Although S. 1125 as reported created a more accessible and simpler claims processing system for claimants than found in the tort system, organized labor expressed concerns that the administrative structure was still too adversarial and cumbersome.  The agreement mediated by Senator Specter and Judge Becker, to move claims processing from the Court of Federal Claims to an executive office situated in the Department of Labor included numerous concessions at the request of labor representatives.  In addition to placing the office within the Department of Labor rather than an independent executive agency as requested by industry, some of these changes include simplifying the claims application process, expanding the claimant assistance program, and requiring the creation of exposure presumptions to reduce the burden of proof for claimants with high risk employments.

Additional changes were made to address concerns raised by Senator Feinstein and others that there may be an undue delay in creating a new claims system, forcing living mesothelioma victims and claimants whose claims have been sitting in court for years to wait even longer to receive compensation.  Senator Feinstein’s amendment, though the goal laudable, was unworkable as it would have essentially perpetuated the status quo indefinitely and would have threatened the Fund itself.  In lieu thereof, the bill now provides interim regulations for the processing of claims, including exigent claims, interim authority, upfront funding and increased borrowing authority, which all go towards ensuring the system is up and running within months of the date of enactment.  Good public policy demands expedited termination of the broken system and preservation of funds so that payments can go to the most worthy claimants, as defined by the consensus medical criteria.

This is only meant to highlight some of the major changes from S. 1125 as reported that were made in good faith to address the concerns raised by Democrats and that are aimed at ensuring that the program established under S. 1125 was the most fair to victims, the intended beneficiaries.

S. 1125 represents an important piece of legislation.  We must not forget the provisions banning asbestos proposed by Senator Murray, revised and adopted by the Judiciary Committee.

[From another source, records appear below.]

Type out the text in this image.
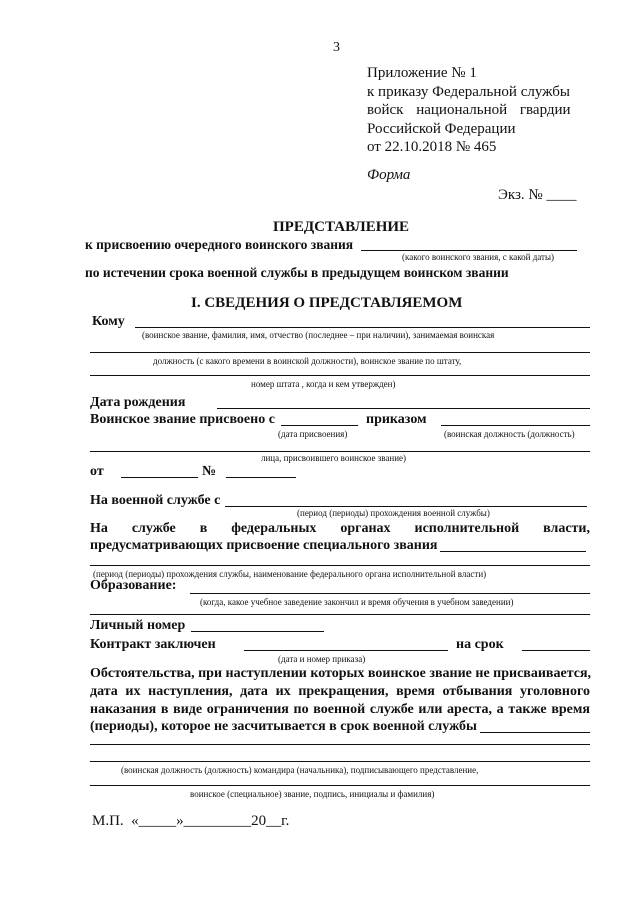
3
Приложение № 1
к приказу Федеральной службы
войск национальной гвардии
Российской Федерации
от 22.10.2018 № 465
Форма
Экз. № ____
ПРЕДСТАВЛЕНИЕ
к присвоению очередного воинского звания
(какого воинского звания, с какой даты)
по истечении срока военной службы в предыдущем воинском звании
I. СВЕДЕНИЯ О ПРЕДСТАВЛЯЕМОМ
Кому
(воинское звание, фамилия, имя, отчество (последнее – при наличии), занимаемая воинская
должность (с какого времени в воинской должности), воинское звание по штату,
номер штата , когда и кем утвержден)
Дата рождения
Воинское звание присвоено с	приказом
(дата присвоения)	(воинская должность (должность)
лица, присвоившего воинское звание)
от	№
На военной службе с
(период (периоды) прохождения военной службы)
На службе в федеральных органах исполнительной власти,
предусматривающих присвоение специального звания
(период (периоды) прохождения службы, наименование федерального органа исполнительной власти)
Образование:
(когда, какое учебное заведение закончил и время обучения в учебном заведении)
Личный номер
Контракт заключен	на срок
(дата и номер приказа)
Обстоятельства, при наступлении которых воинское звание не присваивается,
дата их наступления, дата их прекращения, время отбывания уголовного
наказания в виде ограничения по военной службе или ареста, а также время
(периоды), которое не засчитывается в срок военной службы
(воинская должность (должность) командира (начальника), подписывающего представление,
воинское (специальное) звание, подпись, инициалы и фамилия)
М.П.  «_____»_________20__г.
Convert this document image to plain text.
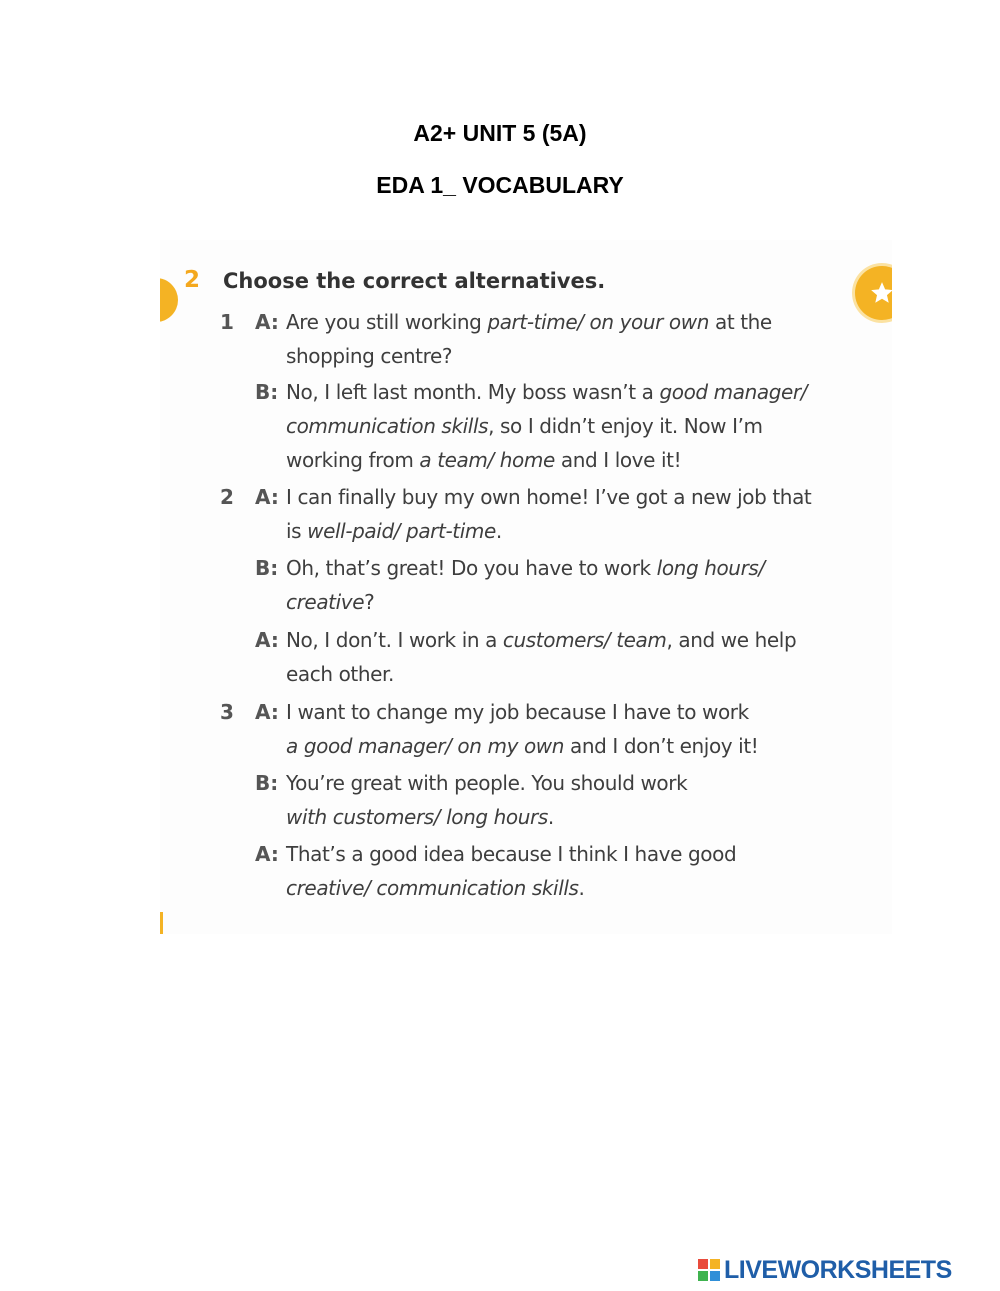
A2+ UNIT 5 (5A)
EDA 1_ VOCABULARY
2 Choose the correct alternatives.
1 A: Are you still working part-time/ on your own at the
shopping centre?
B: No, I left last month. My boss wasn’t a good manager/
communication skills, so I didn’t enjoy it. Now I’m
working from a team/ home and I love it!
2 A: I can finally buy my own home! I’ve got a new job that
is well-paid/ part-time.
B: Oh, that’s great! Do you have to work long hours/
creative?
A: No, I don’t. I work in a customers/ team, and we help
each other.
3 A: I want to change my job because I have to work
a good manager/ on my own and I don’t enjoy it!
B: You’re great with people. You should work
with customers/ long hours.
A: That’s a good idea because I think I have good
creative/ communication skills.
LIVEWORKSHEETS
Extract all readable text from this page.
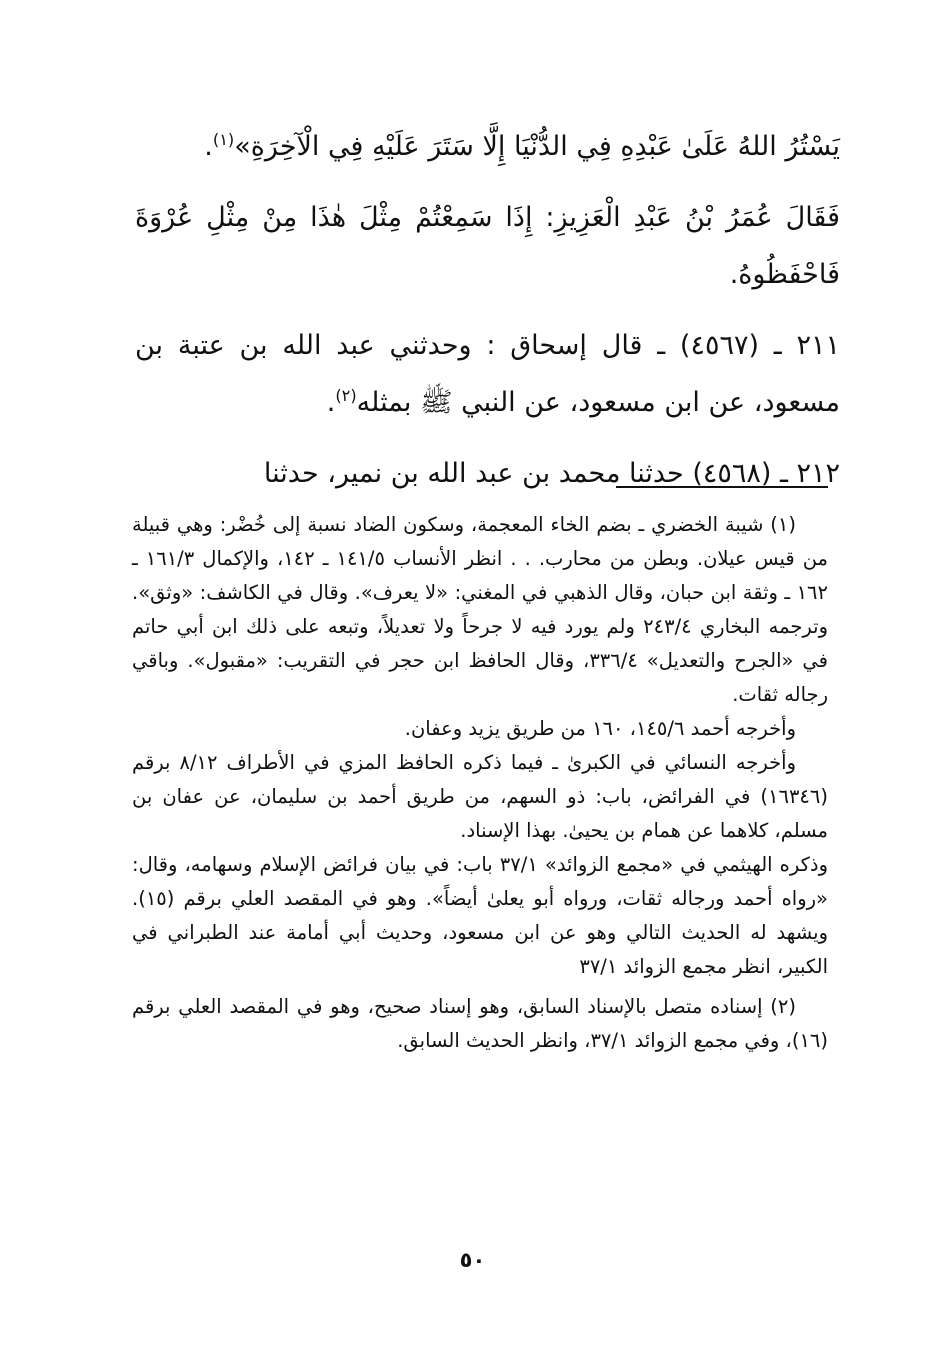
يَسْتُرُ اللهُ عَلَىٰ عَبْدِهِ فِي الدُّنْيَا إِلَّا سَتَرَ عَلَيْهِ فِي الْآخِرَةِ»$^{(١)}$.

فَقَالَ عُمَرُ بْنُ عَبْدِ الْعَزِيزِ: إِذَا سَمِعْتُمْ مِثْلَ هٰذَا مِنْ مِثْلِ عُرْوَةَ فَاحْفَظُوهُ.

٢١١ ـ (٤٥٦٧) ـ قال إسحاق : وحدثني عبد الله بن عتبة بن مسعود، عن ابن مسعود، عن النبي ﷺ بمثله$^{(٢)}$.

٢١٢ ـ (٤٥٦٨) حدثنا محمد بن عبد الله بن نمير، حدثنا

(١) شيبة الخضري ـ بضم الخاء المعجمة، وسكون الضاد نسبة إلى خُضْر: وهي قبيلة من قيس عيلان. وبطن من محارب. . . انظر الأنساب ١٤١/٥ ـ ١٤٢، والإكمال ١٦١/٣ ـ ١٦٢ ـ وثقة ابن حبان، وقال الذهبي في المغني: «لا يعرف». وقال في الكاشف: «وثق». وترجمه البخاري ٢٤٣/٤ ولم يورد فيه لا جرحاً ولا تعديلاً، وتبعه على ذلك ابن أبي حاتم في «الجرح والتعديل» ٣٣٦/٤، وقال الحافظ ابن حجر في التقريب: «مقبول». وباقي رجاله ثقات.

وأخرجه أحمد ١٤٥/٦، ١٦٠ من طريق يزيد وعفان.

وأخرجه النسائي في الكبرىٰ ـ فيما ذكره الحافظ المزي في الأطراف ٨/١٢ برقم (١٦٣٤٦) في الفرائض، باب: ذو السهم، من طريق أحمد بن سليمان، عن عفان بن مسلم، كلاهما عن همام بن يحيىٰ. بهذا الإسناد.

وذكره الهيثمي في «مجمع الزوائد» ٣٧/١ باب: في بيان فرائض الإسلام وسهامه، وقال: «رواه أحمد ورجاله ثقات، ورواه أبو يعلىٰ أيضاً». وهو في المقصد العلي برقم (١٥). ويشهد له الحديث التالي وهو عن ابن مسعود، وحديث أبي أمامة عند الطبراني في الكبير، انظر مجمع الزوائد ٣٧/١

(٢) إسناده متصل بالإسناد السابق، وهو إسناد صحيح، وهو في المقصد العلي برقم (١٦)، وفي مجمع الزوائد ٣٧/١، وانظر الحديث السابق.

٥٠
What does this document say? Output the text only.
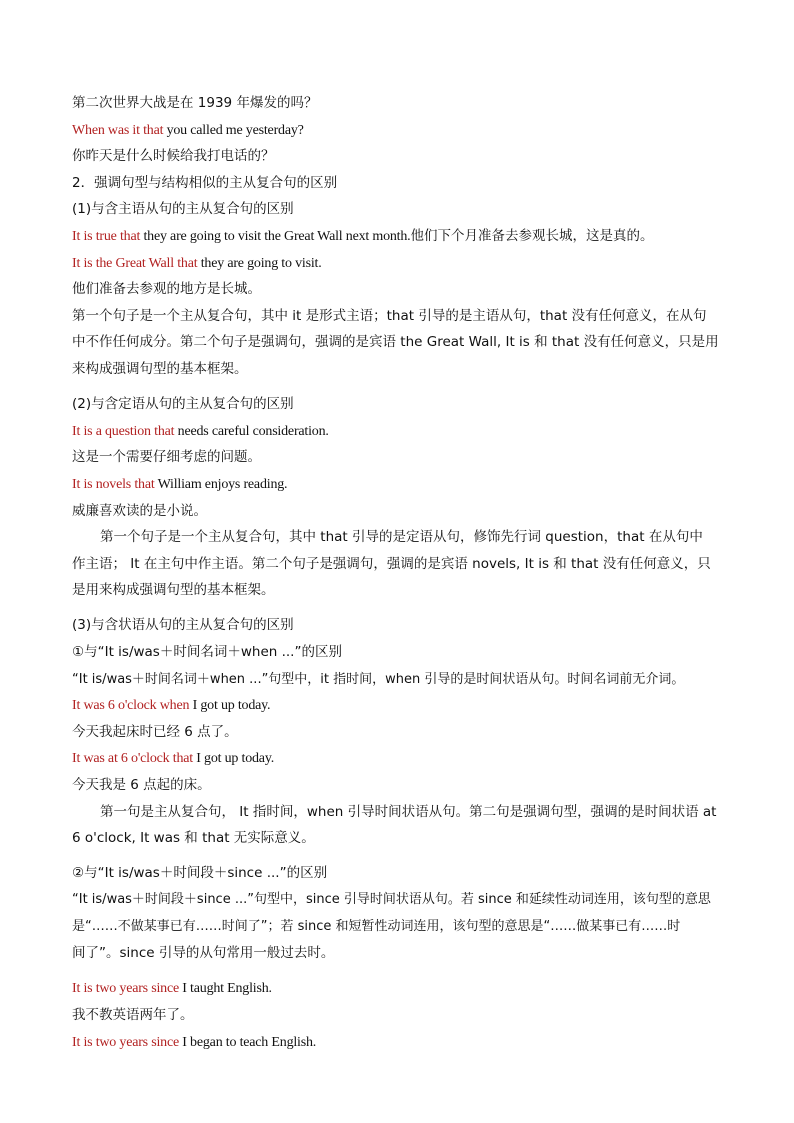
第二次世界大战是在 1939 年爆发的吗？
When was it that you called me yesterday?
你昨天是什么时候给我打电话的？
2．强调句型与结构相似的主从复合句的区别
(1)与含主语从句的主从复合句的区别
It is true that they are going to visit the Great Wall next month.他们下个月准备去参观长城，这是真的。
It is the Great Wall that they are going to visit.
他们准备去参观的地方是长城。
第一个句子是一个主从复合句，其中 it 是形式主语；that 引导的是主语从句，that 没有任何意义，在从句
中不作任何成分。第二个句子是强调句，强调的是宾语 the Great Wall, It is 和 that 没有任何意义，只是用
来构成强调句型的基本框架。
(2)与含定语从句的主从复合句的区别
It is a question that needs careful consideration.
这是一个需要仔细考虑的问题。
It is novels that William enjoys reading.
威廉喜欢读的是小说。
第一个句子是一个主从复合句，其中 that 引导的是定语从句，修饰先行词 question，that 在从句中
作主语； It 在主句中作主语。第二个句子是强调句，强调的是宾语 novels, It is 和 that 没有任何意义，只
是用来构成强调句型的基本框架。
(3)与含状语从句的主从复合句的区别
①与“It is/was＋时间名词＋when ...”的区别
“It is/was＋时间名词＋when ...”句型中，it 指时间，when 引导的是时间状语从句。时间名词前无介词。
It was 6 o'clock when I got up today.
今天我起床时已经 6 点了。
It was at 6 o'clock that I got up today.
今天我是 6 点起的床。
第一句是主从复合句， It 指时间，when 引导时间状语从句。第二句是强调句型，强调的是时间状语 at
6 o'clock, It was 和 that 无实际意义。
②与“It is/was＋时间段＋since ...”的区别
“It is/was＋时间段＋since ...”句型中，since 引导时间状语从句。若 since 和延续性动词连用，该句型的意思
是“……不做某事已有……时间了”；若 since 和短暂性动词连用，该句型的意思是“……做某事已有……时
间了”。since 引导的从句常用一般过去时。
It is two years since I taught English.
我不教英语两年了。
It is two years since I began to teach English.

The ban on asbestos is necessary to ensure that the dangers associated with asbestos exposure can be eliminated.  We also have a duty to our veterans, many of whom were exposed to significant amounts of asbestos while serving our nation during World War II and on ships, who have limited means of obtaining compensation for asbestos related illnesses.  The revised S. 1125, now S. 2290, represents an easier and faster avenue for the men and women of the armed services to receive fair and just compensation, while still keeping intact their veterans’ benefits.  Residents and workers of Libby, Montana also need this legislation to obtain full and adequate compensation.  We must move forward on S. 2290.

There will no doubt be constructive proposals from Senators on both sides of the aisle to further refine and improve this bill.  I encourage this process.  It is my hope that the process will be useful and not result in further delays to resolving this crisis.  I believe a fair and reasonable solution in a bill that can pass this body is possible.